Also note that in the latest version of pennylane, we’ve added an experimental device expt.tensornet.tf which should provide faster gradient computation and training than the default plugin for most cases.

1 Like

Hi, continuing on this thread I have some benchmarks regarding gradient computation comparing JIT vs no JIT (in Jax). Using backprop we get gradients faster ~3 orders of magnitude. Using a finite number of shots, with or without JIT, its quite a bit slower:

JIT True | shots None | time taken 5.002456e-05
JIT False | shots None | time taken 2.144583e-02

JIT True | shots 500 | time taken 7.670196e-02
JIT False | shots 500 | time taken 7.490716e-02

Here is the code snippet. I hope this helps to get a clear picture and for some of the future benchmarking:

import pennylane as qml


import jax
import jax.numpy as jnp
from jax import config

config.update("jax_enable_x64", True)


import time


def timeit(func, params):
    """Time the function.

    Args:
        func (Callable): A function to call.
        params (array): The inputs to the function.

    Returns:
        float: The time taken to run the function.
    """
    tic = time.perf_counter()
    func(params)
    toc = time.perf_counter()
    return toc - tic


N = 5
variational_ansatz = qml.BasicEntanglerLayers
n_layers = 5


def get_grad_fn(shots=None, diff_method='best', jit=True):
    """Get the gradient function with a combination of shots, diff_method and JIT

    Args:
        shots (int, optional): Number of shots. Defaults to None.
        diff_method (str, optional): The method to use for gradient computation.
                                     Defaults to 'best'.
        jit (bool, optional): Should the gradient function be JIT compiled.
                              Defaults to True.

    Returns:
        Callable: A callable function that computes gradients
    """
    dev = qml.device("default.qubit.jax", wires=N, shots=shots)
    variational_ansatz = qml.BasicEntanglerLayers

    @jax.jit
    @qml.qnode(dev, interface="jax", diff_method=diff_method)
    def circuit(params: jnp.array):
        """Variational circuit that we want to optimize

        Args:
            params (jnp.array): _description_

        Returns:
            float: Expecatation value
        """
        variational_ansatz(params, wires=range(N))
        return qml.expval(qml.PauliZ(0))

    grad_x = jax.grad(circuit)

    if jit:
        return jax.jit(grad_x)
    else:
        return grad_x


for shots in [None, 500]:
    for jit in [True, False]:
        grad_x = get_grad_fn(shots=shots, jit=jit)

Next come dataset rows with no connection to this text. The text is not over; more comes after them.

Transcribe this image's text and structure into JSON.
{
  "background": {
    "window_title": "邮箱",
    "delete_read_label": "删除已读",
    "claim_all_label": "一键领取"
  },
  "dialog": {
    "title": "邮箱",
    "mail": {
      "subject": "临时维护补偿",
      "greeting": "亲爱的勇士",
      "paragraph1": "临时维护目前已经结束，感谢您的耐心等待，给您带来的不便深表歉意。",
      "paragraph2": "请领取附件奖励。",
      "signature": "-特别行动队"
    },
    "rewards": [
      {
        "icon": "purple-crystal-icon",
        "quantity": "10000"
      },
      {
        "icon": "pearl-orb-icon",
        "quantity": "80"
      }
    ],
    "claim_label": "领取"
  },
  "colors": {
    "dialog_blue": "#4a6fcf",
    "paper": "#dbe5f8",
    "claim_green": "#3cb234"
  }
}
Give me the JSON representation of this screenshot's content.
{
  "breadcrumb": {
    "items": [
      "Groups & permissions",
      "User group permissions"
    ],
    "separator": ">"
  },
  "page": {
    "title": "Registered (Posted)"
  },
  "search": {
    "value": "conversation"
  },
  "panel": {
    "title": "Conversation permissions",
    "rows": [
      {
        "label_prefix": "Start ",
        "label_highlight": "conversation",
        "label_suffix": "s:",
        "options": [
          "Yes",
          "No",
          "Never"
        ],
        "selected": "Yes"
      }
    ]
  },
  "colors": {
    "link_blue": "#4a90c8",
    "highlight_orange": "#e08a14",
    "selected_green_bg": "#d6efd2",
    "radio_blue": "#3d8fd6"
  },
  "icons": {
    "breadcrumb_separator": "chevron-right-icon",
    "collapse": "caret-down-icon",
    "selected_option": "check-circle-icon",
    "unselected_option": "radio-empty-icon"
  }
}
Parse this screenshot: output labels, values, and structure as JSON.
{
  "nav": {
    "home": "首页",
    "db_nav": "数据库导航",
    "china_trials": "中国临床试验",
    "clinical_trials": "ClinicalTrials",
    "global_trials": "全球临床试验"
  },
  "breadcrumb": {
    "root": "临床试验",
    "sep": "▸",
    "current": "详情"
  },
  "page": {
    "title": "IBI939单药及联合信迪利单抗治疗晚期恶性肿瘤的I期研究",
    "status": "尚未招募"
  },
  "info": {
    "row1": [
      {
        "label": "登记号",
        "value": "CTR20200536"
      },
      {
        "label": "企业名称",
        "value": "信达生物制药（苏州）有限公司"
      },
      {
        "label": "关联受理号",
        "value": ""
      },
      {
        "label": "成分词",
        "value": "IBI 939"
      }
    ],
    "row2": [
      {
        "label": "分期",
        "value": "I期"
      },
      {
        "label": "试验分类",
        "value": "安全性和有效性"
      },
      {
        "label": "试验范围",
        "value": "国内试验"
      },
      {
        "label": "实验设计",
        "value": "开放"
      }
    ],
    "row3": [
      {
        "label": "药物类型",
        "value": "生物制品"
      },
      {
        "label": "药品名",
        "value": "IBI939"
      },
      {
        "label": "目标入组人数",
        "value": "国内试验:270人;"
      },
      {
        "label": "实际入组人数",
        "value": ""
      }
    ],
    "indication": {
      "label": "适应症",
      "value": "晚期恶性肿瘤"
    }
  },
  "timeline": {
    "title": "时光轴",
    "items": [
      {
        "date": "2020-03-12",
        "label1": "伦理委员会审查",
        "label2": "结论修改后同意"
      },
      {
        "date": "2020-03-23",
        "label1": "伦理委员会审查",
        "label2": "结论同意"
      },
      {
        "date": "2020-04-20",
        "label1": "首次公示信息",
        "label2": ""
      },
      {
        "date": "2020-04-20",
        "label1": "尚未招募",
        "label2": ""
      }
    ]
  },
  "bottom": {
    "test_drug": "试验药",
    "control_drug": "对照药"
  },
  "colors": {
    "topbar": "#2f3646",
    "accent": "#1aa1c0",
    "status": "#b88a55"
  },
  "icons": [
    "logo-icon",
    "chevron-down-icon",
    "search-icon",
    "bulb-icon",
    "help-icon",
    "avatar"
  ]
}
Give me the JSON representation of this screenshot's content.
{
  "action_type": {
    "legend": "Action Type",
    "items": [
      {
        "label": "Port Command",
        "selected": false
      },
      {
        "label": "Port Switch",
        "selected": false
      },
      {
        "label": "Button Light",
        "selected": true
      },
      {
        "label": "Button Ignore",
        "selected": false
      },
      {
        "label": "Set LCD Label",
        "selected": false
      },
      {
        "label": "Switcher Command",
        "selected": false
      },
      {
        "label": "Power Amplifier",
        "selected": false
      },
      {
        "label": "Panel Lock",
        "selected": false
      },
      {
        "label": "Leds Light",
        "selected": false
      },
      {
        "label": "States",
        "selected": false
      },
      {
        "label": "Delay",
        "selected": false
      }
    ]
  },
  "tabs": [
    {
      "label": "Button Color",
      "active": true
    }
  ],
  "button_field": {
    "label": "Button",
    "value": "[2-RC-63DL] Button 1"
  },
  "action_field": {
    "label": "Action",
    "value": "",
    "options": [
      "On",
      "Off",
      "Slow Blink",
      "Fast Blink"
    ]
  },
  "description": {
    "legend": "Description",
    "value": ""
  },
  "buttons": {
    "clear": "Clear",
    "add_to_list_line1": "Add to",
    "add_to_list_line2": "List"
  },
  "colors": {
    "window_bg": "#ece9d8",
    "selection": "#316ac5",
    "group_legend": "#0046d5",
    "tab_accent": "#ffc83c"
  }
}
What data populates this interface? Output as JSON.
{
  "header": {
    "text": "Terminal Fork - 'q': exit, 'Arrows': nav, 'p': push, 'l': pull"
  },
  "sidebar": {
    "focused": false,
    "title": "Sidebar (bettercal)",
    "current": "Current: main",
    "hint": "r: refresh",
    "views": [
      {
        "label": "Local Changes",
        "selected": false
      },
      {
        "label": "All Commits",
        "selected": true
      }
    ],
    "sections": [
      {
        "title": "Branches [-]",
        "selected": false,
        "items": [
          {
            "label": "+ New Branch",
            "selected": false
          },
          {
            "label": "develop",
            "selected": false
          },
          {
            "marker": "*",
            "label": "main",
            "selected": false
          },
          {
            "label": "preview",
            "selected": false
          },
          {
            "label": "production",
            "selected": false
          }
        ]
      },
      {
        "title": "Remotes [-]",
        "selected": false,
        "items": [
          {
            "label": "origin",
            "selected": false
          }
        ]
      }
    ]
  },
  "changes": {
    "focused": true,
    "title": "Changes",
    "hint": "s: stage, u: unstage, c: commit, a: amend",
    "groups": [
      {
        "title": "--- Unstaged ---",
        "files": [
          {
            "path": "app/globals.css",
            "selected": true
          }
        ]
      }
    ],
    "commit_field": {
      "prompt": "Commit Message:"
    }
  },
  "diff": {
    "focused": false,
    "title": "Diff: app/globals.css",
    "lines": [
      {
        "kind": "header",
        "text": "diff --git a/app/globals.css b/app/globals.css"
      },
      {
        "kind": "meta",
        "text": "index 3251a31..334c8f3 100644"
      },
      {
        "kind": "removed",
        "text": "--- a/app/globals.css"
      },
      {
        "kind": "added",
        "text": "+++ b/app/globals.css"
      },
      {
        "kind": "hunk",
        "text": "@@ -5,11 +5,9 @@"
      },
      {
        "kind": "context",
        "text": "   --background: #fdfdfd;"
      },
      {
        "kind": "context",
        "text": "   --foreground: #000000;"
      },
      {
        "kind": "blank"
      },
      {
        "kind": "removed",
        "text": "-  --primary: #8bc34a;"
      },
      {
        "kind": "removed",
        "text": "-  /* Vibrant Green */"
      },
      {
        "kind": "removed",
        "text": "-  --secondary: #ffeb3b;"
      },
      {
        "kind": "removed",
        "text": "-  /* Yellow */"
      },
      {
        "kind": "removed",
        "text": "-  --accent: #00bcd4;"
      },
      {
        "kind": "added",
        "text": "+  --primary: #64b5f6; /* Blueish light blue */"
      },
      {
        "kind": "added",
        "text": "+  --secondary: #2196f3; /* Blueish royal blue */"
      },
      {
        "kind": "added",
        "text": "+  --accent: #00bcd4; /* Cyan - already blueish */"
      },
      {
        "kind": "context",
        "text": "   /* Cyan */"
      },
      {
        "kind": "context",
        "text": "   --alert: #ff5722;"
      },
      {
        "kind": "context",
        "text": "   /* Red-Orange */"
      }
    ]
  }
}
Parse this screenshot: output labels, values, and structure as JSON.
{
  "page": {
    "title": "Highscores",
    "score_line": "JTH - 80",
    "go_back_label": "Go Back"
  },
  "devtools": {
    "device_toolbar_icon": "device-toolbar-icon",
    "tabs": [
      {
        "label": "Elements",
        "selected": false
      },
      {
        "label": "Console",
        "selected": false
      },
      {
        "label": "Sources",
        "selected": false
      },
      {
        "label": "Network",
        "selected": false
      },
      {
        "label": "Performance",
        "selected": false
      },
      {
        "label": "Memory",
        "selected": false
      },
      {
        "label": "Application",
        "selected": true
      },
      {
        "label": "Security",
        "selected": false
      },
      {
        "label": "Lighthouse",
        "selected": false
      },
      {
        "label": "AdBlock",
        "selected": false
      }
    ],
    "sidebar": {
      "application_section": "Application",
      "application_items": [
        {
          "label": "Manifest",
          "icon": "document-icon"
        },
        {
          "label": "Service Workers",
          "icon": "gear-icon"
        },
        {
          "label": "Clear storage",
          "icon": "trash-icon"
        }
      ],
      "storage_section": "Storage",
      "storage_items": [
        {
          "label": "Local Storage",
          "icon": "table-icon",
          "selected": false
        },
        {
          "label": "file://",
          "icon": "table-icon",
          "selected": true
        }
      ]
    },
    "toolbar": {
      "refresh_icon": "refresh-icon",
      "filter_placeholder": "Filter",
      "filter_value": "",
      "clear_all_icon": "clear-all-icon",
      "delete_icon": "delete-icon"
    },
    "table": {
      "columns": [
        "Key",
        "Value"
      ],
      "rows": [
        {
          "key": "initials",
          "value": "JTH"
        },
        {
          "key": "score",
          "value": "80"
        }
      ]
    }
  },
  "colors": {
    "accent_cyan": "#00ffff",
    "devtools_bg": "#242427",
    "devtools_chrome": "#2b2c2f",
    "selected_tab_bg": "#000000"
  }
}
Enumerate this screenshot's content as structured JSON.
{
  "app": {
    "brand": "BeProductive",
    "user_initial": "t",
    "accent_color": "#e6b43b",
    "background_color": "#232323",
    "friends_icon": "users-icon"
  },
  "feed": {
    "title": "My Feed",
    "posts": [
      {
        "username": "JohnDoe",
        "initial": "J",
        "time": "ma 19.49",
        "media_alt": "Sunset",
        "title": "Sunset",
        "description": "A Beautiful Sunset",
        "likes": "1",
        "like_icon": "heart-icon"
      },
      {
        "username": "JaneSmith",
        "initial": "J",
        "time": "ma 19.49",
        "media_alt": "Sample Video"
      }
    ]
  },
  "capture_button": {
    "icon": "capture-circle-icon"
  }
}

        key = jax.random.PRNGKey(42)
        x = jax.random.uniform(key, variational_ansatz.shape(n_layers=n_layers, n_wires=N))

        # Run the grad function once to compile
        grad_x(x)

        num_repeat = 100
        times = np.empty(num_repeat)

        for i in range(100):
            x = jax.random.uniform(key, variational_ansatz.shape(n_layers=n_layers, n_wires=N))
            times[i] = timeit(grad_x, x)

        print(f"JIT {jit} | shots {shots} | time taken ", "{:e}".format(jnp.mean(times)))
1 Like